Introduction
The Samples of Anonymised Records consist of extracts from Census records which are designed to enable researchers to carry out detailed analyses using 2001 Census data for individuals or households.
The SARs produced after the 1991 Census provided a valuable research dataset. The Census Offices have produced an individual file and a household file from the 2001 Census. There is a legal obligation to protect the confidentiality of the individual information that is released in the SARs and to ensure that the data that are released are safe from disclosure risk.
A large amount of analysis has been undertaken to assess the risk of disclosure. To meet their legal requirements the Census Offices have judged that some reductions in detail for certain highly visible or disclosive variables were required in comparison to the 1991 SARs. Consultations were held with the research community in 2002 to assess which bandings of variables were most acceptable to users - see HERE for details.
Contents
The SARs extracted from the 2001 Census consists of three products derived from three separate extracts (No case in one extract appears in either of the others):
The Individual Licensed SAR consisting of around 3 per cent of person records, relating to some 1.84 million people in all. For each person it contains the main demographic, health and socio-economic variables and derived variables such as social class; household information; data on the sex, economic position and social class of the individual's family head; and limited information about other members of the individual's household (e.g. number of pensioners), area identification at GOR level in England, and for the countries of Wales, Scotland and Northern Ireland. The list of variables is shown below.
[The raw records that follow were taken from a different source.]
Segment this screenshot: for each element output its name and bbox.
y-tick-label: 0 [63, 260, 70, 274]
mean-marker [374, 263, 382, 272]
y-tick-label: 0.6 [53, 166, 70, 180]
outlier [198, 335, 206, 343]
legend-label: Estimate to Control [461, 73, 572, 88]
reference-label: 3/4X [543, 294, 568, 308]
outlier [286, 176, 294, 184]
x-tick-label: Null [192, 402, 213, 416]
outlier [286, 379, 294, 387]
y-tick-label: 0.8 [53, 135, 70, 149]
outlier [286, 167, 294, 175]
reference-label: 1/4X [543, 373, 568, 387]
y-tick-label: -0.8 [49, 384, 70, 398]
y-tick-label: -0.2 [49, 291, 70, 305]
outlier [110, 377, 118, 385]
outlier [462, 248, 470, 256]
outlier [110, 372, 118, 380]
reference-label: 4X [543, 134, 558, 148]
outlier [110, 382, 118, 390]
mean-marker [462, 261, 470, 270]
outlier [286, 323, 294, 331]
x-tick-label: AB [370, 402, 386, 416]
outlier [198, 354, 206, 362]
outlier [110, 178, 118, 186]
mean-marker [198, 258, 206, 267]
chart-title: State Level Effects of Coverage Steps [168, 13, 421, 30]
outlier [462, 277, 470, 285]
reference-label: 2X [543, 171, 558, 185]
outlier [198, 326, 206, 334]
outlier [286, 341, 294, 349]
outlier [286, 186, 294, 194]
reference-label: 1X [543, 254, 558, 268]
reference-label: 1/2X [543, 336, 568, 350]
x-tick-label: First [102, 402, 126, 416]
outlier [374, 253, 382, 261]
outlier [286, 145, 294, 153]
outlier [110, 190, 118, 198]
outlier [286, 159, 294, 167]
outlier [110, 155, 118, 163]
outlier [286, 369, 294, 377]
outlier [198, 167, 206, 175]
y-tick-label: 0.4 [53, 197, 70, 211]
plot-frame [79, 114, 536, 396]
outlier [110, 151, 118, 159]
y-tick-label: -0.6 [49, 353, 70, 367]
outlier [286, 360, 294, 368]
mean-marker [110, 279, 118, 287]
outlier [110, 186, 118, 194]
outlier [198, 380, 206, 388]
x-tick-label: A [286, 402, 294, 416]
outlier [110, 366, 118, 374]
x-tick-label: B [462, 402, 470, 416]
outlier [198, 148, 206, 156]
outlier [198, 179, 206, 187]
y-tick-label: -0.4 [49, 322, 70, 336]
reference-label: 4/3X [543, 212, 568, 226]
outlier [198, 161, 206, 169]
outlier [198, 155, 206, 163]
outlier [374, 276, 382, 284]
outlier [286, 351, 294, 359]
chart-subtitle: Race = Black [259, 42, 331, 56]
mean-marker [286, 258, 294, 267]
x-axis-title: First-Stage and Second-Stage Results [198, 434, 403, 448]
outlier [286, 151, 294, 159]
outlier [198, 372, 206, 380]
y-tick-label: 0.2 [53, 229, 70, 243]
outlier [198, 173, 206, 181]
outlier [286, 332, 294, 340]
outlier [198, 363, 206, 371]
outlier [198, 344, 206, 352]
A Special Licence Household SAR (SL-HSAR) consisting of a 1 per cent hierarchical sample of households and individuals in those households. It contains information for some 245,000 households and covers England and Wales only. The information is given for each individual in households of size up to and including 11 persons.
A 5 per cent sample of Small Area Microdata (SAM) - a new product for 2001 - containing 2.9 million individual records with Local Authority level identified. The variables included are similar to those in the individual SAR, though broader banding has been used to preserve individuals confidentiality.
Full details of the content of the 2001 SARs and means of access can be found HERE.
Availability
The Individual Licensed SAR is now available from CCSR (a charge may apply). To register for access and for further information on guidance and training, please go to the CCSR website www.ccsr.ac.uk/sars/ and follow the link for access and registration.
The SL-HSAR is now available from the UK Data Archive. Researchers wanting access to the data should follow the link for requesting a download of the data on the Special Licence and complete the Special Licence application form, which will then be assessed by both the UKDA and ONS. You will be notified of the outcome as soon as possible. Users should also note the 'Guide to Good Practice: microdata handling and security' contained in the link above and agree to abide by its requirements.
When applying for access to the SL-HSAR users must already be registered with the Economic and Social Data Service (ESDS) or the Census Registration System (CRS) and have an Athens ID number. Users can apply for ESDS registration via the UK Data Archive website.
The SAM is now available from CCSR (a charge may apply). To register for access and for further information on guidance and training, please go to the CCSR website www.ccsr.ac.uk/sars/ and follow the link for access and registration.
Protecting Confidentiality
The Census Offices have a clear, well published, protocol for protecting the confidentiality of individual information:
...In releasing statistics from the Census, all possible steps will be taken to prevent the inadvertent disclosure of information about identifiable individuals and households.
The Registrars General also have a legal obligation not to reveal information collected in confidence in the Census about individual people and households, and have given public assurances about what this means in practice. In presenting very detailed results from the Census, protecting individual information is of key importance. Traditionally the confidentiality of Census output is protected by a combination of disclosure control methods.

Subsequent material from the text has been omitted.